VIII. General limitation of liability

  1. The supplier shall have unlimited liability for damage resulting from the breach of a guarantee or from injury to life, limb or health. The same applies to intent and gross negligence or if the supplier has assumed a procurement risk.
  2. The supplier shall only be liable for slight negligence if essential obligations are breached which result from the nature of the contract and which are of particular importance for achieving the purpose of the contract. In such a case, the supplier's liability shall be limited to such damage as is typically to be expected within the scope of the contract. A mandatory legal liability for product defects remains unaffected.
  3. Insofar as the supplier's liability is excluded or limited, this shall also apply to the personal liability of the supplier's employees, workers, staff, representatives and vicarious agents.

IX. Right of the orderer to withdraw

  1. When a delay in performance as defined by Section IV of the delivery conditions occurs, and when the orderer grants the delaying supplier an appropriate extension with the express declaration that he will refuse to accept the service following the expiration of this period, and this extension is not met, the orderer is authorised to withdraw.
  2. In the event that it becomes impossible to perform during the default in acceptance or at the fault of the orderer, the orderer is still obligated to provide service in return.
  3. When the orderer declares his withdrawal, all other subsequent claims of the orderer, in particular termination or reduction, as well as compensation for damages of any kind, including such damages not incurred by the object of delivery itself, are excluded when these damages are not due to wilful misconduct or grossly negligent conduct on the part of the supplier or on the part of the proxies or vicarious agents of the supplier, or when damages resulting from injury to life, limb or health are involved.

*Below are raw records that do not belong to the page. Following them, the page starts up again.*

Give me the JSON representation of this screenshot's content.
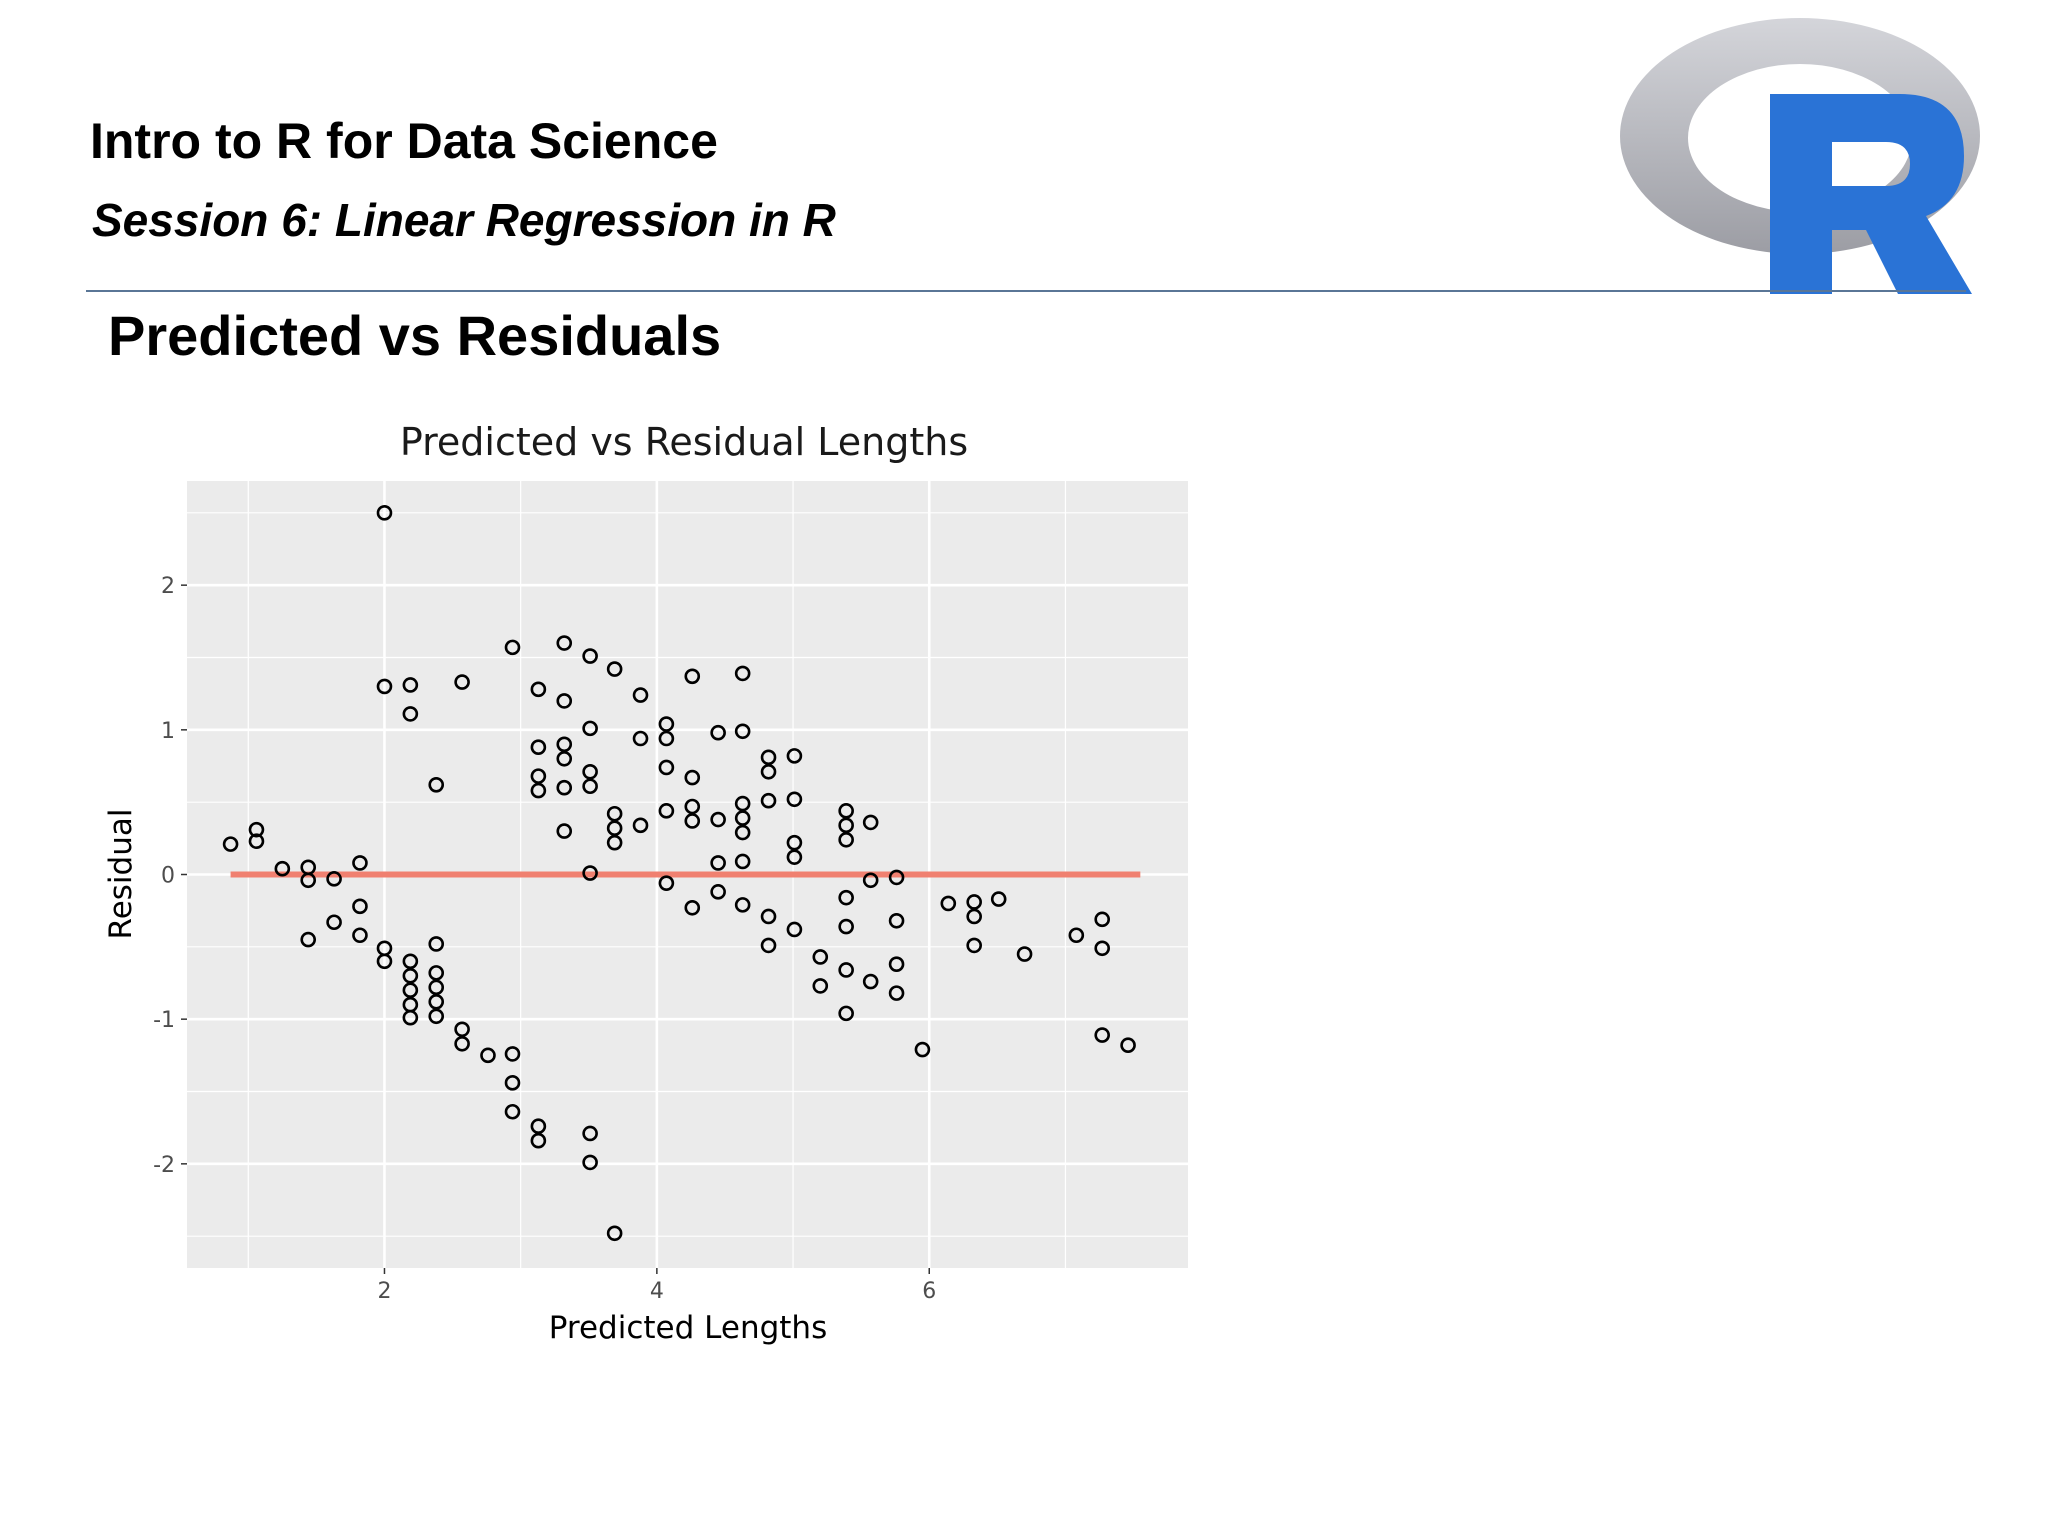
{
  "header": {
    "course_title": "Intro to R for Data Science",
    "session_title": "Session 6: Linear Regression in R"
  },
  "logo": {
    "icon": "r-logo-icon",
    "letter": "R",
    "ring_color": "#b8b9bf",
    "letter_color": "#2a73d6"
  },
  "slide": {
    "title": "Predicted vs Residuals"
  },
  "colors": {
    "panel_bg": "#ebebeb",
    "grid": "#ffffff",
    "reference_line": "#f08070",
    "point_stroke": "#000000"
  },
  "chart_data": {
    "type": "scatter",
    "title": "Predicted vs Residual Lengths",
    "xlabel": "Predicted Lengths",
    "ylabel": "Residual",
    "xlim": [
      0.55,
      7.9
    ],
    "ylim": [
      -2.72,
      2.72
    ],
    "x_ticks": [
      {
        "value": 2,
        "label": "2"
      },
      {
        "value": 4,
        "label": "4"
      },
      {
        "value": 6,
        "label": "6"
      }
    ],
    "y_ticks": [
      {
        "value": -2,
        "label": "-2"
      },
      {
        "value": -1,
        "label": "-1"
      },
      {
        "value": 0,
        "label": "0"
      },
      {
        "value": 1,
        "label": "1"
      },
      {
        "value": 2,
        "label": "2"
      }
    ],
    "grid": true,
    "reference_line": {
      "y": 0,
      "x_from": 0.87,
      "x_to": 7.55
    },
    "points": [
      {
        "x": 0.87,
        "y": 0.21
      },
      {
        "x": 1.06,
        "y": 0.31
      },
      {
        "x": 1.06,
        "y": 0.23
      },
      {
        "x": 1.25,
        "y": 0.04
      },
      {
        "x": 1.44,
        "y": 0.05
      },
      {
        "x": 1.44,
        "y": -0.04
      },
      {
        "x": 1.44,
        "y": -0.45
      },
      {
        "x": 1.63,
        "y": -0.03
      },
      {
        "x": 1.63,
        "y": -0.33
      },
      {
        "x": 1.82,
        "y": 0.08
      },
      {
        "x": 1.82,
        "y": -0.22
      },
      {
        "x": 1.82,
        "y": -0.42
      },
      {
        "x": 2.0,
        "y": 2.5
      },
      {
        "x": 2.0,
        "y": 1.3
      },
      {
        "x": 2.0,
        "y": -0.51
      },
      {
        "x": 2.0,
        "y": -0.6
      },
      {
        "x": 2.19,
        "y": 1.31
      },
      {
        "x": 2.19,
        "y": 1.11
      },
      {
        "x": 2.19,
        "y": -0.6
      },
      {
        "x": 2.19,
        "y": -0.7
      },
      {
        "x": 2.19,
        "y": -0.8
      },
      {
        "x": 2.19,
        "y": -0.9
      },
      {
        "x": 2.19,
        "y": -0.99
      },
      {
        "x": 2.38,
        "y": 0.62
      },
      {
        "x": 2.38,
        "y": -0.48
      },
      {
        "x": 2.38,
        "y": -0.68
      },
      {
        "x": 2.38,
        "y": -0.78
      },
      {
        "x": 2.38,
        "y": -0.88
      },
      {
        "x": 2.38,
        "y": -0.98
      },
      {
        "x": 2.57,
        "y": 1.33
      },
      {
        "x": 2.57,
        "y": -1.07
      },
      {
        "x": 2.57,
        "y": -1.17
      },
      {
        "x": 2.76,
        "y": -1.25
      },
      {
        "x": 2.94,
        "y": 1.57
      },
      {
        "x": 2.94,
        "y": -1.24
      },
      {
        "x": 2.94,
        "y": -1.44
      },
      {
        "x": 2.94,
        "y": -1.64
      },
      {
        "x": 3.13,
        "y": 1.28
      },
      {
        "x": 3.13,
        "y": 0.88
      },
      {
        "x": 3.13,
        "y": 0.68
      },
      {
        "x": 3.13,
        "y": 0.58
      },
      {
        "x": 3.13,
        "y": -1.74
      },
      {
        "x": 3.13,
        "y": -1.84
      },
      {
        "x": 3.32,
        "y": 1.6
      },
      {
        "x": 3.32,
        "y": 1.2
      },
      {
        "x": 3.32,
        "y": 0.9
      },
      {
        "x": 3.32,
        "y": 0.8
      },
      {
        "x": 3.32,
        "y": 0.6
      },
      {
        "x": 3.32,
        "y": 0.3
      },
      {
        "x": 3.51,
        "y": 1.51
      },
      {
        "x": 3.51,
        "y": 1.01
      },
      {
        "x": 3.51,
        "y": 0.71
      },
      {
        "x": 3.51,
        "y": 0.61
      },
      {
        "x": 3.51,
        "y": 0.01
      },
      {
        "x": 3.51,
        "y": -1.79
      },
      {
        "x": 3.51,
        "y": -1.99
      },
      {
        "x": 3.69,
        "y": 1.42
      },
      {
        "x": 3.69,
        "y": 0.42
      },
      {
        "x": 3.69,
        "y": 0.32
      },
      {
        "x": 3.69,
        "y": 0.22
      },
      {
        "x": 3.69,
        "y": -2.48
      },
      {
        "x": 3.88,
        "y": 1.24
      },
      {
        "x": 3.88,
        "y": 0.94
      },
      {
        "x": 3.88,
        "y": 0.34
      },
      {
        "x": 4.07,
        "y": 1.04
      },
      {
        "x": 4.07,
        "y": 0.94
      },
      {
        "x": 4.07,
        "y": 0.74
      },
      {
        "x": 4.07,
        "y": 0.44
      },
      {
        "x": 4.07,
        "y": -0.06
      },
      {
        "x": 4.26,
        "y": 1.37
      },
      {
        "x": 4.26,
        "y": 0.67
      },
      {
        "x": 4.26,
        "y": 0.47
      },
      {
        "x": 4.26,
        "y": 0.37
      },
      {
        "x": 4.26,
        "y": -0.23
      },
      {
        "x": 4.45,
        "y": 0.98
      },
      {
        "x": 4.45,
        "y": 0.38
      },
      {
        "x": 4.45,
        "y": 0.08
      },
      {
        "x": 4.45,
        "y": -0.12
      },
      {
        "x": 4.63,
        "y": 1.39
      },
      {
        "x": 4.63,
        "y": 0.99
      },
      {
        "x": 4.63,
        "y": 0.49
      },
      {
        "x": 4.63,
        "y": 0.39
      },
      {
        "x": 4.63,
        "y": 0.29
      },
      {
        "x": 4.63,
        "y": 0.09
      },
      {
        "x": 4.63,
        "y": -0.21
      },
      {
        "x": 4.82,
        "y": 0.81
      },
      {
        "x": 4.82,
        "y": 0.71
      },
      {
        "x": 4.82,
        "y": 0.51
      },
      {
        "x": 4.82,
        "y": -0.29
      },
      {
        "x": 4.82,
        "y": -0.49
      },
      {
        "x": 5.01,
        "y": 0.82
      },
      {
        "x": 5.01,
        "y": 0.52
      },
      {
        "x": 5.01,
        "y": 0.22
      },
      {
        "x": 5.01,
        "y": 0.12
      },
      {
        "x": 5.01,
        "y": -0.38
      },
      {
        "x": 5.2,
        "y": -0.57
      },
      {
        "x": 5.2,
        "y": -0.77
      },
      {
        "x": 5.39,
        "y": 0.44
      },
      {
        "x": 5.39,
        "y": 0.34
      },
      {
        "x": 5.39,
        "y": 0.24
      },
      {
        "x": 5.39,
        "y": -0.16
      },
      {
        "x": 5.39,
        "y": -0.36
      },
      {
        "x": 5.39,
        "y": -0.66
      },
      {
        "x": 5.39,
        "y": -0.96
      },
      {
        "x": 5.57,
        "y": 0.36
      },
      {
        "x": 5.57,
        "y": -0.04
      },
      {
        "x": 5.57,
        "y": -0.74
      },
      {
        "x": 5.76,
        "y": -0.02
      },
      {
        "x": 5.76,
        "y": -0.32
      },
      {
        "x": 5.76,
        "y": -0.62
      },
      {
        "x": 5.76,
        "y": -0.82
      },
      {
        "x": 5.95,
        "y": -1.21
      },
      {
        "x": 6.14,
        "y": -0.2
      },
      {
        "x": 6.33,
        "y": -0.19
      },
      {
        "x": 6.33,
        "y": -0.29
      },
      {
        "x": 6.33,
        "y": -0.49
      },
      {
        "x": 6.51,
        "y": -0.17
      },
      {
        "x": 6.7,
        "y": -0.55
      },
      {
        "x": 7.08,
        "y": -0.42
      },
      {
        "x": 7.27,
        "y": -0.31
      },
      {
        "x": 7.27,
        "y": -0.51
      },
      {
        "x": 7.27,
        "y": -1.11
      },
      {
        "x": 7.46,
        "y": -1.18
      }
    ]
  }
}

X. Right of the supplier to withdraw

In the event of unforeseen events as defined by Section IV of the delivery conditions, insofar as they significantly alter the economic importance or the content of the service, or have a significant influence on the operations of the supplier, and in the event of the impossibility of execution becoming retroactively apparent, the contract shall be appropriately adapted. When this is not economically justifiable, the supplier has the right to entirely or partially withdraw from the contract. Claims to compensation for damages on the part of the orderer due to such a withdrawal do not exist, unless these claims are due to grossly negligent conduct or wilful misconduct on the part of the supplier or on the part of the proxies or vicarious agents of the supplier. Should the supplier wish to make use of his right to withdraw, he is to inform the orderer without delay upon recognising the significance of the event, even when an extension of the delivery period has initially been agreed upon with the orderer.

XI. Applicable law, legal venue, partial nullity

  1. The law of the Federal Republic of Germany applies to these terms and conditions and to the entire legal relationship between the supplier and the orderer, and expressly excludes the applicability of the UN Convention on Contracts for the International Sale of Goods.
  2. Unless otherwise agreed, the place of performance for all reciprocal obligations is the registered office of the supplier.
  3. The exclusive place of jurisdiction for all disputes arising from the business relationship between the supplier and the orderer shall be the registered place of the supplier. The supplier shall also be entitled to institute legal proceedings at the orderer's place of business and at any permissible place of jurisdiction. Arbitration clauses are contradicted.
  4. Should a provision in these terms and conditions or a provision in the framework of other agreements be or become ineffectual, the effectiveness of the other provisions or agreements is not affected by this.
  5. These Terms and Conditions of Purchase have been drawn up in German and English. In the event of contradictions and discrepancies between the German and English version, the German version shall prevail.